Le elezioni europee del prossimo giugno forniranno indicazioni importanti alle grandi famiglie politiche del Vecchio Continente, ma per alcuni si riveleranno foriere di bilanci dolorosi. L’alleanza progressista dei Socialisti e Democratici, principale formazione di centro-sinistra a livello comunitario, ha bisogno di un buon risultato per uscire dalla crisi che la attanaglia da diverso tempo, ma le difficoltà sperimentate in diversi Stati membri rischiano di rivelarsi difficili da superare. A pesare sono, tra le altre cose, il crollo in Germania, la scomparsa dei progressisti in Repubblica Ceca o l’irrilevanza del centrosinistra in Polonia, mentre la lieve ripresa in Francia e in Grecia è un segnale positivo ma non sufficiente a invertire la tendenza continentale. Tra le poche isole felici ci sono, invece, Danimarca e Spagna, ma anche il Portogallo, dove fino ad alcuni mesi fa i Socialisti erano al potere.

I Socialdemocratici danesi, guidati dalla premier Mette Frederiksen al potere dal 2019, sono al primo posto nelle intenzioni di voto riportate da Politico, hanno cinque punti di vantaggio sui rivali dell’Alleanza Liberale e alle consultazioni europee potrebbero ottenere il 24% dei voti. La popolarità del movimento è, paradossalmente, legata anche all’implementazione di politiche poco ortodosse per un partito socialdemocratico. Copenaghen è tra le più dure in Europa in ambito migratorio e nell’ultimo decennio ha assunto posizioni sempre più severe contro l’immigrazione. Tra queste si ricordano la legge, varata nel 2021 e criticata da Bruxelles, che consente di deportare in Paesi terzi i rifugiati, oppure la designazione di parti della Siria come sicure per non concedere protezione ai rifugiati di quella nazione.

Quest’ultima decisione è stata revocata in seguito alle reazioni internazionali ma è indicativa del clima che si respira nel Paese. Il cambiamento dei Socialdemocratici ha avuto inizio, come ricordato da Le Monde, dopo l’ennesima sconfitta elettorale del 2015 per riconquistare i propri ex sostenitori. I progressisti ammisero che l’appoggio alle generose politiche di accoglienza aveva danneggiato i lavoratori, che avevano dovuto sopportare il peso dell’immigrazione e dei fallimenti dell’integrazione oltre ad aver minato il welfare.

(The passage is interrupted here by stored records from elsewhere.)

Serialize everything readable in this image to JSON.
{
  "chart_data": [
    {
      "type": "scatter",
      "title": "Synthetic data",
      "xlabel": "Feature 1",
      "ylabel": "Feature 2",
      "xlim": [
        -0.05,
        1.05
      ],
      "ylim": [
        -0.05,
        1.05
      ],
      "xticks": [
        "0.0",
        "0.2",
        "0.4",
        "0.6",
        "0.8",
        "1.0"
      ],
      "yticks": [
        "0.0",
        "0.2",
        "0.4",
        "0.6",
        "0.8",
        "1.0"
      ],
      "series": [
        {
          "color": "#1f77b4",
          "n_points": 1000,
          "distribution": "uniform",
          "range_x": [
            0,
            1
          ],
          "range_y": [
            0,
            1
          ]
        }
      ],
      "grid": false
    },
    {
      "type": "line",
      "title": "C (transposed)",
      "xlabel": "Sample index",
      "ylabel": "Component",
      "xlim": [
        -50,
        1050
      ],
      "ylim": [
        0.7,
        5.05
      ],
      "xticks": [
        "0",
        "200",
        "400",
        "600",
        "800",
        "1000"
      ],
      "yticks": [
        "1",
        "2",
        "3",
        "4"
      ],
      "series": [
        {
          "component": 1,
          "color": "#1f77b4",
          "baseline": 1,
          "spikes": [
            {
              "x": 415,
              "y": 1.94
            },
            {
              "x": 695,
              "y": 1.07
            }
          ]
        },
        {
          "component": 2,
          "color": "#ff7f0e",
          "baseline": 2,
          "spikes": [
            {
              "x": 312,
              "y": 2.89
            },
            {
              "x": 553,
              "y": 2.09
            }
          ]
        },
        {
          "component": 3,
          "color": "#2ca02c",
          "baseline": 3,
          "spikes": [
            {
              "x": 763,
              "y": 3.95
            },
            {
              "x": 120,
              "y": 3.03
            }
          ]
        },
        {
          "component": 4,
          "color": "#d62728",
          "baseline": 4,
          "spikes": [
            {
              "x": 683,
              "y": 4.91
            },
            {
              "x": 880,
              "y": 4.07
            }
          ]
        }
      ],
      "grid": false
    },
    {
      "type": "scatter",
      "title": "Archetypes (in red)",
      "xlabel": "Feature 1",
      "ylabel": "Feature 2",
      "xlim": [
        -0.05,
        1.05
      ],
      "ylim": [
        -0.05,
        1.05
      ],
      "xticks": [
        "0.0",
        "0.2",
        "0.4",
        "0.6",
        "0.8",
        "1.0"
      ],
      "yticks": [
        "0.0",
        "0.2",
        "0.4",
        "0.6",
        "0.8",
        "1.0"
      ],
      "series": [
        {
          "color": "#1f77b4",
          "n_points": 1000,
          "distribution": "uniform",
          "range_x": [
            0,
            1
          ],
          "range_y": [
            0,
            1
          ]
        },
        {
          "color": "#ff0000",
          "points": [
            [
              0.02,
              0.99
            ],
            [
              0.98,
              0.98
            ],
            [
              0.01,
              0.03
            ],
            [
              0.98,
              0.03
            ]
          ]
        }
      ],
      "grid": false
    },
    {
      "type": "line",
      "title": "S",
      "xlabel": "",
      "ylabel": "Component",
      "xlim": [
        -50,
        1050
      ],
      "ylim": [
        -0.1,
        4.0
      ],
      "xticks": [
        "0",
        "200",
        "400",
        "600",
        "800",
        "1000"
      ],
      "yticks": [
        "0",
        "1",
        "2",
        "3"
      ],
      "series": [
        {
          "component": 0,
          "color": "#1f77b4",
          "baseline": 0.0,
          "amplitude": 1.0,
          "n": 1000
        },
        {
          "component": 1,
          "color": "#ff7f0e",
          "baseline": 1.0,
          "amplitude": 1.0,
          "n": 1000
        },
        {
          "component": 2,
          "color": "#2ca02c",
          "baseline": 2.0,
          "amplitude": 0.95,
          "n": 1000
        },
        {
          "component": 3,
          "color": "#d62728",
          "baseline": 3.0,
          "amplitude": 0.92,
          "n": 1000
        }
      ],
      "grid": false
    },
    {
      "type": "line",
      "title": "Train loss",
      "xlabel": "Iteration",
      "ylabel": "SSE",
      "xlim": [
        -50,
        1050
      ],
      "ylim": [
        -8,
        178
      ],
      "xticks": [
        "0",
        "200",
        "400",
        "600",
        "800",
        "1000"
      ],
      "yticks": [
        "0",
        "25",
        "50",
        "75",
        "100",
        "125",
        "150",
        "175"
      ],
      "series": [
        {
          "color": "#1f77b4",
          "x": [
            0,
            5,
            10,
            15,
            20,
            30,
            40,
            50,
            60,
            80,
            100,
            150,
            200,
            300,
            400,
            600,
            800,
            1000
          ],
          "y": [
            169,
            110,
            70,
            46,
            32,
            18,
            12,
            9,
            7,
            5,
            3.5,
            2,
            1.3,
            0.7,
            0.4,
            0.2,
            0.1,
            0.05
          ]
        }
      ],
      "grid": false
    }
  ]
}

Passando alla Penisola Iberica, spicca la resilienza dei Socialisti spagnoli, alla guida di una coalizione di minoranza formata da movimenti regionalisti e separatisti, evidenziata da un recente sondaggio del Centro de Investigaciones Sociologicas. I progressisti sono accreditati del 38,6% delle preferenze elettorali contro il 29,2% dei rivali del Partito Popolare, mentre secondo altre rilevazioni il centrodestra è in prima posizione ma i Socialisti avrebbero intorno al 30% dei voti, uno dei risultati migliori d’Europa per il centrosinistra. L’esecutivo guidato da Pedro Sanchez si è contraddistinto per le politiche concilianti adottate nei confronti dei separatisti catalani che in cambio lo appoggiano a Madrid e può beneficiare del buon tasso di crescita fatto registrare dall’economia. Il primo ministro, che ha recentemente valutato le dimissioni dopo le accuse di corruzione (di cui è poi stata richiesta l’archiviazione) nei confronti della moglie, rimane una figura in grado di attrarre consenso.

In Portogallo i Socialisti possono ripartire dal 28% dei voti ottenuti alle elezioni parlamentari di marzo, un buon risultato se si tiene conto delle traversie sperimentate dal partito. Le dimissioni del primo ministro Antonio Costa, maturate lo scorso novembre in seguito a uno scandalo a cui era del tutto estraneo, hanno danneggiato il partito e lo hanno privato di un leader di primo piano. Costa, reduce da due successi elettorali e al potere dal 2015, era considerato uno degli esponenti più importanti del progressismo europeo ed era una figura popolare in patria. I progressisti hanno perso, di misura, le elezioni del 2024 affrontate con un nuovo leader ma non si è verificato un crollo di elettori. Il movimento può, quindi, ripartire da quanto costruito nelle ultime esperienze di governo per consolidare il proprio ruolo all’interno del consesso comunitario.